3.2 Revitalize Anglicanism’s Marks of Mission

In preparation for an Anglican Congress and as part of an Anglican Congress, the Five Marks of Mission should be reviewed.vii This review should pay particular attention to the Anglican balance of Word and sacrament, missional priorities discerned by the Provinces, diverse cultural expressions of the Gospel, ecumenical commitments, and inter-faith co-operation. The Standing Committee of the Anglican Consultative Council, in consultation with appropriate Communion networks and departments, should be tasked with convening an international group of Anglican missiologists to prepare an initial report for ACC-18 meeting in 2023. 

3.3 Review the Instruments of Communion

We call for a review of the current Instruments of Communion. We ask the Archbishop of Canterbury to set up an independent review group on the Instruments of Communion with special attention to Anglican polity and deepening a sense of synodality for the whole people of God in the Anglican Communion.

To what extent are the Instruments fit for purpose? To what extent might some (or all) of the Instruments be reconfigured to serve the Communion of today and the future? This review should be presented to ACC-19 at its meeting in 2026.

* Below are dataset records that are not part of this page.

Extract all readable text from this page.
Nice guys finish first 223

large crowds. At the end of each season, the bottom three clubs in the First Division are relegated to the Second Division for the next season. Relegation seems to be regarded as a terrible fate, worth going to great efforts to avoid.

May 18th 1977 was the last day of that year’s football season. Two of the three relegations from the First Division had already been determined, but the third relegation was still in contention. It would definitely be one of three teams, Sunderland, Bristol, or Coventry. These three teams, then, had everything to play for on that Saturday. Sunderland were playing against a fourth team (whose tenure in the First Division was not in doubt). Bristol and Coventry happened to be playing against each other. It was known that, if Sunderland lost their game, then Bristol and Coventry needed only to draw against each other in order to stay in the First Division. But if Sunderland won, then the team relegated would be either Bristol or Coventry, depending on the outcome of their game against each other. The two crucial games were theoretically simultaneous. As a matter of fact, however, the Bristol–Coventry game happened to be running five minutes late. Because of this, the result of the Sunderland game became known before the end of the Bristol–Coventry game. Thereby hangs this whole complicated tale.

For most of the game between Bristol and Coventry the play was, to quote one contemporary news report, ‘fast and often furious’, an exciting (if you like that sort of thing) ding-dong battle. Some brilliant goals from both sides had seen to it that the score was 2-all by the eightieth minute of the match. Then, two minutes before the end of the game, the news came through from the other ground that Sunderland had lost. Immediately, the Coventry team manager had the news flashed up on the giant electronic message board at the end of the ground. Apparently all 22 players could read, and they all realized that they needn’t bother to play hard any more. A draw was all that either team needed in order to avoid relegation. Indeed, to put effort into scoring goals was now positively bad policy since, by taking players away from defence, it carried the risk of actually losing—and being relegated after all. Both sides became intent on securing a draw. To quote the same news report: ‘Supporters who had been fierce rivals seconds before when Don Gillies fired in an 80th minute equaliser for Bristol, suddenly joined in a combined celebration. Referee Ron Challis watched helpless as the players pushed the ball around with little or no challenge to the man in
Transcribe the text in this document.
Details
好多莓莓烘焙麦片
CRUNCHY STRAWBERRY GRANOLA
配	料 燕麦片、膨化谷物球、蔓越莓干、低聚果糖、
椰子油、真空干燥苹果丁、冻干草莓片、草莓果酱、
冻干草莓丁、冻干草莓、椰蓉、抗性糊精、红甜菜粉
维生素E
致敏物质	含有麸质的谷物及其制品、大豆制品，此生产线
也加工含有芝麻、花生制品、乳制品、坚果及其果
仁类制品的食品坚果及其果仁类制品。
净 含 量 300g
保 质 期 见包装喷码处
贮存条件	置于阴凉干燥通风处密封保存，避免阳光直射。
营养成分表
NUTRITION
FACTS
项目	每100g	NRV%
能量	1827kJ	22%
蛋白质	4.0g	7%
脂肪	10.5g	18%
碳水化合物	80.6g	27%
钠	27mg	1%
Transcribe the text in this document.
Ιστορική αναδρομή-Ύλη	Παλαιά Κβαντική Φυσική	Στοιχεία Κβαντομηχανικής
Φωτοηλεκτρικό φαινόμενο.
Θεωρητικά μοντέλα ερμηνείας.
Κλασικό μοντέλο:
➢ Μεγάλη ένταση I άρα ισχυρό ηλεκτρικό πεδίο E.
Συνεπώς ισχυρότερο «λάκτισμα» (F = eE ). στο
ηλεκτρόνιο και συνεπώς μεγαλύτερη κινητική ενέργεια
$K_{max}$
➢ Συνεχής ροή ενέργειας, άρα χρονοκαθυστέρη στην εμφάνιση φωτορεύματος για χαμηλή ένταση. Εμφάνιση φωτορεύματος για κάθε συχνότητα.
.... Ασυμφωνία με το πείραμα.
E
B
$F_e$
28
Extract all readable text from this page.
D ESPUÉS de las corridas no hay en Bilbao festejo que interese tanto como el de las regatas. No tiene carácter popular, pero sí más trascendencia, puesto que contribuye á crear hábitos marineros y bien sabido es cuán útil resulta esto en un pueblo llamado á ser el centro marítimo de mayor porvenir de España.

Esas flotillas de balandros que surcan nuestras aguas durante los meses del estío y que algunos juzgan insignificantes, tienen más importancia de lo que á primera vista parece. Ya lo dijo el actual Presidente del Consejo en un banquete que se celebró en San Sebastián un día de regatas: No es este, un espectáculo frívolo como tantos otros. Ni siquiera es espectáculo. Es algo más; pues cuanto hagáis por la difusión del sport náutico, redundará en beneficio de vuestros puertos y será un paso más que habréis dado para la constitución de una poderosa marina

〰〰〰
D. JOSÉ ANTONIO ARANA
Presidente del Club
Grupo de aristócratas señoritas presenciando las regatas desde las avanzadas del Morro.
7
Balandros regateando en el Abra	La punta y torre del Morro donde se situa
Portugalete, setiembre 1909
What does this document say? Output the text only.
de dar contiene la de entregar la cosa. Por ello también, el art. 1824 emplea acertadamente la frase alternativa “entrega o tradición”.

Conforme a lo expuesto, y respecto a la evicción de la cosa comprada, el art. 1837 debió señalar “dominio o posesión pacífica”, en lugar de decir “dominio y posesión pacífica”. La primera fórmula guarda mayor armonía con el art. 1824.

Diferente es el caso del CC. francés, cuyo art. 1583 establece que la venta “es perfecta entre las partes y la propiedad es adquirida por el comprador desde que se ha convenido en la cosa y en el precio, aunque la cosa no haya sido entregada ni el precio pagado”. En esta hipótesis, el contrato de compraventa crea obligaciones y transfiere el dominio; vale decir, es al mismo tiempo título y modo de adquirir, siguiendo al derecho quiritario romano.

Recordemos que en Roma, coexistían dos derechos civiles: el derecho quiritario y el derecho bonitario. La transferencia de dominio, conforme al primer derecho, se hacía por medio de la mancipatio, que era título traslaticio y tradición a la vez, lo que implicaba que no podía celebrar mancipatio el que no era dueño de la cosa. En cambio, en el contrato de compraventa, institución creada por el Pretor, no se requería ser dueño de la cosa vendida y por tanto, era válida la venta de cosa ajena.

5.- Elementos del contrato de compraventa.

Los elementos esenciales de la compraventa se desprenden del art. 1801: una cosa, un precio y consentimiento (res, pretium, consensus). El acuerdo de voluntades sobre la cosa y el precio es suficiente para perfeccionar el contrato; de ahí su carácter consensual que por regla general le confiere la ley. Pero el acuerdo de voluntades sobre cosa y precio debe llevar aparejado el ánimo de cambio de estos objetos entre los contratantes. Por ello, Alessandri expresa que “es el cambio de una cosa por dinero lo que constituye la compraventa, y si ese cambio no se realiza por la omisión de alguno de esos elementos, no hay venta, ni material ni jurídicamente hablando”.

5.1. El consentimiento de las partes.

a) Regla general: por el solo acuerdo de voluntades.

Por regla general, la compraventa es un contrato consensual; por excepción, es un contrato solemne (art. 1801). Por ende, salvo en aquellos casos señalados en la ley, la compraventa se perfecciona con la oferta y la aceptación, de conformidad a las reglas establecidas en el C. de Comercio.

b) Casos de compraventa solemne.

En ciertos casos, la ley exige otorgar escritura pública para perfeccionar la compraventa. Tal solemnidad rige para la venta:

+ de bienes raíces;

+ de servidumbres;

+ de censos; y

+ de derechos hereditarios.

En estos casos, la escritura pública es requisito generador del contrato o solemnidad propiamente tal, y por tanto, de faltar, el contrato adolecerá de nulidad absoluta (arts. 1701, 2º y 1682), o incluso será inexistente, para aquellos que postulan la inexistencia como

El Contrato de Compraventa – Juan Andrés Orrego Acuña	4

3.4 Study the Possibility of a New Instrument of Communion

 Alongside reviewing the Instruments of Communion (3.3), we call on the Archbishop of Canterbury and the Anglican Consultative Council to establish a design group to envision a new Instrument of Communion centring those voices too often marginalized: indigenous leaders, the laity, women, and young people.viii This design group should complete its work and report to the Anglican Consultative Council by the end of 2025.

End Notes

i. The Nicene Creed; The Inter-Anglican Standing Commission on Unity, Faith & Order (IASCUFO), Towards a Symphony of Instruments: A Historical and Theological Consideration of the Instruments of the Anglican Communion (2018), 1–2.

ii. Lambeth Conference 1888, Resolution 11. See also the formularies enshrined in the Book of Common Prayer (1662). 

iii. Article XIX–XXI Book of Common Prayer (1662). See also the “Principles of Church Order” set out in Encyclical Letter 1.5 (Lambeth Conference, 1878) accessed July 1, 2022.

iv. A Symphony of Instruments (2018).

v. The Marks of Mission began to emerge at the Anglican Consultative Council (ACC-6) in Badagry, Nigeria, (1984). The 1988 Lambeth Conference affirmed this emerging sense of Anglican mission (“The Nature and Meaning of Mission”, Lambeth Conference [1988]) and at the 1990 ACC-8 a fifth mark addressing the ecological crisis was added. The Lambeth Conference 1998 endorsed the Five Marks of Mission. See Cathy Ross, “Mission” in Mark D.Chapman, Sathianathan Clarke and Martyn Percy eds., The Oxford Handbook of Anglican Studies (Oxford, 2015), 504–515; Robert S. Heaney and John Kafwanka K, “Discipleship in the Mission of God” in Robert S. Heaney, John Kafwanka K, and Hilda Kabia, God’s Church for God’s World (New York: Church Publishing, 2020), 1–19.

vi. For information on the last Anglican Congress in Toronto, Canada (1963) see:

vii. If an Anglican Congress is not feasible, then a review group made up of missiologists, indigenous leaders, women, young people, and lay Anglicans should be convened to review the Marks of Mission and make recommendations to the ACC.

viii. On May 2, 2022 the Archbishop of Canterbury promised the First Nations peoples of Canada discussion on the rights of Indigenous peoples. See Archbishop of Canterbury, “Apology to the Indigenous peoples of Canada” (Press Release, May 2, 2022) accessed June 23, 2022.